At 5pm, the rand bid at R12.5528 to the dollar, 8.92 cents softer than at the same time on Wednesday. The local unit had rallied to R12.40 on Wednesday, spurred by a broad emerging market relief rally after Turkey’s central bank said it would act to stem a selloff in the lira.

“With yesterday’s rand rally, what we were seeing was a bit of volume flushing the market,” said currency strategist at Peregrine Treasury Solutions, Bianca Botes.

The relief offered by the Turkish lira stoked a short squeeze as the R12.40 to the greenback level, used as a stop-loss mark by some investors, triggering a brief wave of selling as rand bears wary of a run to R12.20 closed positions.

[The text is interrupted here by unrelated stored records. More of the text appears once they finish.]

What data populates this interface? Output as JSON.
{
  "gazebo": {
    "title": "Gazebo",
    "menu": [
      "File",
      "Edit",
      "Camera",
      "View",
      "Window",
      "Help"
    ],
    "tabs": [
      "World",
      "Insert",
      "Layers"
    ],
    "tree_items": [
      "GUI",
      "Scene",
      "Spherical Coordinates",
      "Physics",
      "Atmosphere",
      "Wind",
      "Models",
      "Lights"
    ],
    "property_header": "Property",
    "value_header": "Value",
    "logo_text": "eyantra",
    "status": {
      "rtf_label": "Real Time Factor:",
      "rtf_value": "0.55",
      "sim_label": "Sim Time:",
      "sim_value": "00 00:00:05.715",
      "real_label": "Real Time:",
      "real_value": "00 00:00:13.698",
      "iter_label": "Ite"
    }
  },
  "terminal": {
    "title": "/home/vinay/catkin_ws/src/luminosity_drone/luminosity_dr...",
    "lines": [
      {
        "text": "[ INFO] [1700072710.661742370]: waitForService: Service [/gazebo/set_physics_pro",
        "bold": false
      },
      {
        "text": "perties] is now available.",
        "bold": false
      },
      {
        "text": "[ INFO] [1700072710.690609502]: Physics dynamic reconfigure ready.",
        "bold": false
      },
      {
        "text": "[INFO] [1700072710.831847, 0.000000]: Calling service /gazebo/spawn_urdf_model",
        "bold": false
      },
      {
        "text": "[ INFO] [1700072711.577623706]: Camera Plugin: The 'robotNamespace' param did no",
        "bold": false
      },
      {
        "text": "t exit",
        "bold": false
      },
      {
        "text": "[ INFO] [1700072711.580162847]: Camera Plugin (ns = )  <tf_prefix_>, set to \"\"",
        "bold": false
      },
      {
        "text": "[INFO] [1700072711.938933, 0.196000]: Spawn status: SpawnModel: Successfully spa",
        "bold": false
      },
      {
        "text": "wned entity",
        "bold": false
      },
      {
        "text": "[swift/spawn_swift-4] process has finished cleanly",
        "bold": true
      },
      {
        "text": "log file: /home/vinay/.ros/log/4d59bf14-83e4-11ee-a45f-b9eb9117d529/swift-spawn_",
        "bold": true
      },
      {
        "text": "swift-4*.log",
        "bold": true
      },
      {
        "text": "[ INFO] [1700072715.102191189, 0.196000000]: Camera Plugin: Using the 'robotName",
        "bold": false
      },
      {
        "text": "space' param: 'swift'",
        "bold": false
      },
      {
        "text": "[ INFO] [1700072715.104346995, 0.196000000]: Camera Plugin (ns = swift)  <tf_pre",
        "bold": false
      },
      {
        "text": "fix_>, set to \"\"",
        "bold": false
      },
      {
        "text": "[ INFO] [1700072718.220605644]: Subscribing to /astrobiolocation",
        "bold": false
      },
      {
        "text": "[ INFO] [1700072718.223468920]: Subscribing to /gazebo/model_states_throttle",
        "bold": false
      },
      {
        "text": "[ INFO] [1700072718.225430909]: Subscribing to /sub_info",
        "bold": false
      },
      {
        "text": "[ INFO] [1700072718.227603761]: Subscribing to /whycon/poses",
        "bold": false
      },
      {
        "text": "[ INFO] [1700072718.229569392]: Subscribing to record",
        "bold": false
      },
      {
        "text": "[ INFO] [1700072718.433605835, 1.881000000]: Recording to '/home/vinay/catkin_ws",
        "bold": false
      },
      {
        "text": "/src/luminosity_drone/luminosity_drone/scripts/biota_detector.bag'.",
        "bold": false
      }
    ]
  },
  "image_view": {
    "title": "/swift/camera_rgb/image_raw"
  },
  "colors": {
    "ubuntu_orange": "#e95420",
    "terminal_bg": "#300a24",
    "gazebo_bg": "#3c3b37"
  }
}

The rand traded as firm as R12.18 on Monday, its strongest in three weeks, but quickly lost ground to geopolitic­al worries over Iran as well as the Israeli-Palestinia­n conflict, and general risk aversion in anticipati­on of rate hikes by the US central bank.

“We saw the rand rally all the way down to around (R)12.20 and, in my opinion, that’s a very unrealisti­c level, considerin­g where the country is from a global and a local perspectiv­e,” Botes said.

The rand has also been undermined by a large exit from dollar-funded carry trades, with high-yield currencies such as the Mexican peso and the Russian rouble also affected.

Bonds were weaker, with the benchmark paper due in 2026 yielding 8.51 percent, 4.5 basis points higher.

Meanwhile, stocks weakened, led lower by banking shares, as global appetite for emerging markets dwindled.

The benchmark JSE Top40 index closed down 0.83 percent at 51 675.02 points, while the all share index dropped 0.75 percent to 58 184.25 points.

Banking shares fell 3.18 percent, with Capitec down 2.61 percent to R826.73 and Standard Bank 3.66 percent weaker at R203.02.

“Foreign investors have been a little bit less favourable to South African shares for the last week or so,” said Cratos Capital equities trader, Greg Davies.